İş dünyasıyla buluşması da özel ve CHP'nin medyaya yolladığı programda görülmüyordu.
10.30 İnegöl'le başlıyor, saat 17.00 Karadeniz dernekleriyle bitiyordu. 19.30 o listede yoktu.
Ama daha CHP lideri gelmeden yemeğe çağrılan işadamları tek tek aranmış, rezervler yapılmıştı.
Kulağıma gelen 100'e yakın davetli olsa da partililer de doluşunca Podyum Park zirvesi biraz sıkış tepiş, biraz da soru cevaplarla geçti.
Pardon geçmiş!
Bir defa basına kapalıydı.
Hele ki 'hayır'ı bu kadar anlatmaya çalışan CHP liderinin bu organizasyonu yapılırken niye böyle yapılır anlamam.
Hatta keşke becerebilseler de tüm yerel TV’lerden ortak yayınlanabilecek ayrı bir program yapılabilseydi. Bu yöntemle madem miting olmadı, salonlarda konuşuluyor, pek ala tüm şehre seslenme şansı olurdu. Şehrin kendi ekranları izleyene daha samimi gelirdi çünkü. Gün içinde ulusal kanallar için yapılan planlamanın ötesini söylüyorum. Ver frekansı dileyen yayınlasın ötesi yani.

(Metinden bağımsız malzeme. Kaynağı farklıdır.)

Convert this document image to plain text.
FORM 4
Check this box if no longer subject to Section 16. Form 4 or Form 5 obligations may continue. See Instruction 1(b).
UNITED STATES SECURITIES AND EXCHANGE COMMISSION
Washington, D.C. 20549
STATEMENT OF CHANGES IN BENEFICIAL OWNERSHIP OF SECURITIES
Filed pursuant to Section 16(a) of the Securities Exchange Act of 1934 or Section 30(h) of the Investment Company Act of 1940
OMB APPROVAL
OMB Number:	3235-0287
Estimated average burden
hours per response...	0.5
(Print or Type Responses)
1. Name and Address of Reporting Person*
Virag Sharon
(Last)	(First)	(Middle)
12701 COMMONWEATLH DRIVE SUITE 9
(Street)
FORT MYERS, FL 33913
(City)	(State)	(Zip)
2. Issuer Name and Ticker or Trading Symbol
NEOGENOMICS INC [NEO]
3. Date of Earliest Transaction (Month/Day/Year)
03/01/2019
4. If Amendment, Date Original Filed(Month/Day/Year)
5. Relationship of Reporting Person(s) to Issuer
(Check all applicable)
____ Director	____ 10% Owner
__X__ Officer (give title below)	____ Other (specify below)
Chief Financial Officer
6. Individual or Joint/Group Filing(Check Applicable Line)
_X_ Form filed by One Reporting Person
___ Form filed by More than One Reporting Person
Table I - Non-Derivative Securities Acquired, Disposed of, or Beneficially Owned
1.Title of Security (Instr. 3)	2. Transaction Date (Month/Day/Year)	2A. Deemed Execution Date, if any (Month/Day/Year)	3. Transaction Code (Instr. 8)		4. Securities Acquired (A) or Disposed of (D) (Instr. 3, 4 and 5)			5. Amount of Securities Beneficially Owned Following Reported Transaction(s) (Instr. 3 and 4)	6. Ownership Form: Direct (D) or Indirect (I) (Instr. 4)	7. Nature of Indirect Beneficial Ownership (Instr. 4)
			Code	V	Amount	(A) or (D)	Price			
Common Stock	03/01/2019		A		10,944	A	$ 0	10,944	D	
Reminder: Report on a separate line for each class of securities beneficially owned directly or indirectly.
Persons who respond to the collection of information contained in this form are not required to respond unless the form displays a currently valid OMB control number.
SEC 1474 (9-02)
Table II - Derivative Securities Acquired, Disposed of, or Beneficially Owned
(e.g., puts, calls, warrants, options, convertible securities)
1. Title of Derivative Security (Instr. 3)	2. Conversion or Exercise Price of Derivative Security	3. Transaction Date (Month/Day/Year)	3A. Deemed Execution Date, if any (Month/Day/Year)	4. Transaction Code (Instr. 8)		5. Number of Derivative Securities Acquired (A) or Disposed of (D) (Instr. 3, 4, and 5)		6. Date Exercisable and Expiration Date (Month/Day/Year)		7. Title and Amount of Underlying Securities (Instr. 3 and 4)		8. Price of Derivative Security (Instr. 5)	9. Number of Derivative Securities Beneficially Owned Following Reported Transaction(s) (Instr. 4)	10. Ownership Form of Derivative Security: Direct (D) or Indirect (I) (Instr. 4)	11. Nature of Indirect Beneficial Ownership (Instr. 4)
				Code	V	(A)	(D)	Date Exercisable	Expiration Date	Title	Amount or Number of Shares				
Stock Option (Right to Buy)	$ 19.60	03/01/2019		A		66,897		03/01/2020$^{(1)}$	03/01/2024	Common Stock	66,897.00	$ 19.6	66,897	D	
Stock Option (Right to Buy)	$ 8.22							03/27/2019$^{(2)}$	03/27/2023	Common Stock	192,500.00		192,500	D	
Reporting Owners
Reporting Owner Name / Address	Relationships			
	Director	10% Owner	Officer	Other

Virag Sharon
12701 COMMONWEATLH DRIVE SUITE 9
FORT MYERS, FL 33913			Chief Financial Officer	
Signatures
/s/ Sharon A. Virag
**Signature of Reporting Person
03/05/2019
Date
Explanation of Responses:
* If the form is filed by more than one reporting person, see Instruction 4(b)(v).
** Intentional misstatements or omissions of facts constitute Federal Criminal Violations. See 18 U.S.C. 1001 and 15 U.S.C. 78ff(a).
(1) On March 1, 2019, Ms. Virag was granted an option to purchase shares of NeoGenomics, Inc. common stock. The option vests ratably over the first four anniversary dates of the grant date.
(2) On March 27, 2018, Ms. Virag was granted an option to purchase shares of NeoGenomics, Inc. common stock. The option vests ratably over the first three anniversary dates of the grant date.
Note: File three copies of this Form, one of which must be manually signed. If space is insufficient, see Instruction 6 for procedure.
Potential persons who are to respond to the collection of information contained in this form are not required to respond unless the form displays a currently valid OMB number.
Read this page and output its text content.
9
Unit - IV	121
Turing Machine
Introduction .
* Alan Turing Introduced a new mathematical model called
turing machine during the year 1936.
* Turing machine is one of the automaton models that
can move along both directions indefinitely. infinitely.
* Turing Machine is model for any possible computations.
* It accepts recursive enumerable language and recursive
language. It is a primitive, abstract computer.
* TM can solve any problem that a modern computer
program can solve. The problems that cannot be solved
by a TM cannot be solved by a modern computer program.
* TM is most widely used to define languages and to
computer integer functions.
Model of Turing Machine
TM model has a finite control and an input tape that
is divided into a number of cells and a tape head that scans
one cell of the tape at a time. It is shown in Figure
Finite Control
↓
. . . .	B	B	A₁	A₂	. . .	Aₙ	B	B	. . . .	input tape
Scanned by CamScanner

Daha öncede yine bir buluşmasında medyayı salondan çıkartmışlardı.
Eeee ne anlatacaktı ki iş dünyasına?
Bizim bilmediğimiz, ya da patronların bilmedikleri mi vardı?
Ya da şu mu hesaplandı?
Hepsi çeşitli kurumların söz sahipleri ya, gidip binlerce çalışanlarına 'Kılıçdaroğlu bize 'hayır'ı anlattı, sizde gidin hayır' deyin deneceğini mi düşündüler.
Bu mantık elbette absurt olur...
CHP bu yolla kendince bir strateji yaptı yapmasına da…
Mayanın tutup tutmadığını sandık sonrası görürüz.
Sonuçta sermaye genelinde kendi dümenine bakmaz mı?
En nefret ettiğim de böyleymiş, şöyleymiş, bu bunu demiş muhabbeti.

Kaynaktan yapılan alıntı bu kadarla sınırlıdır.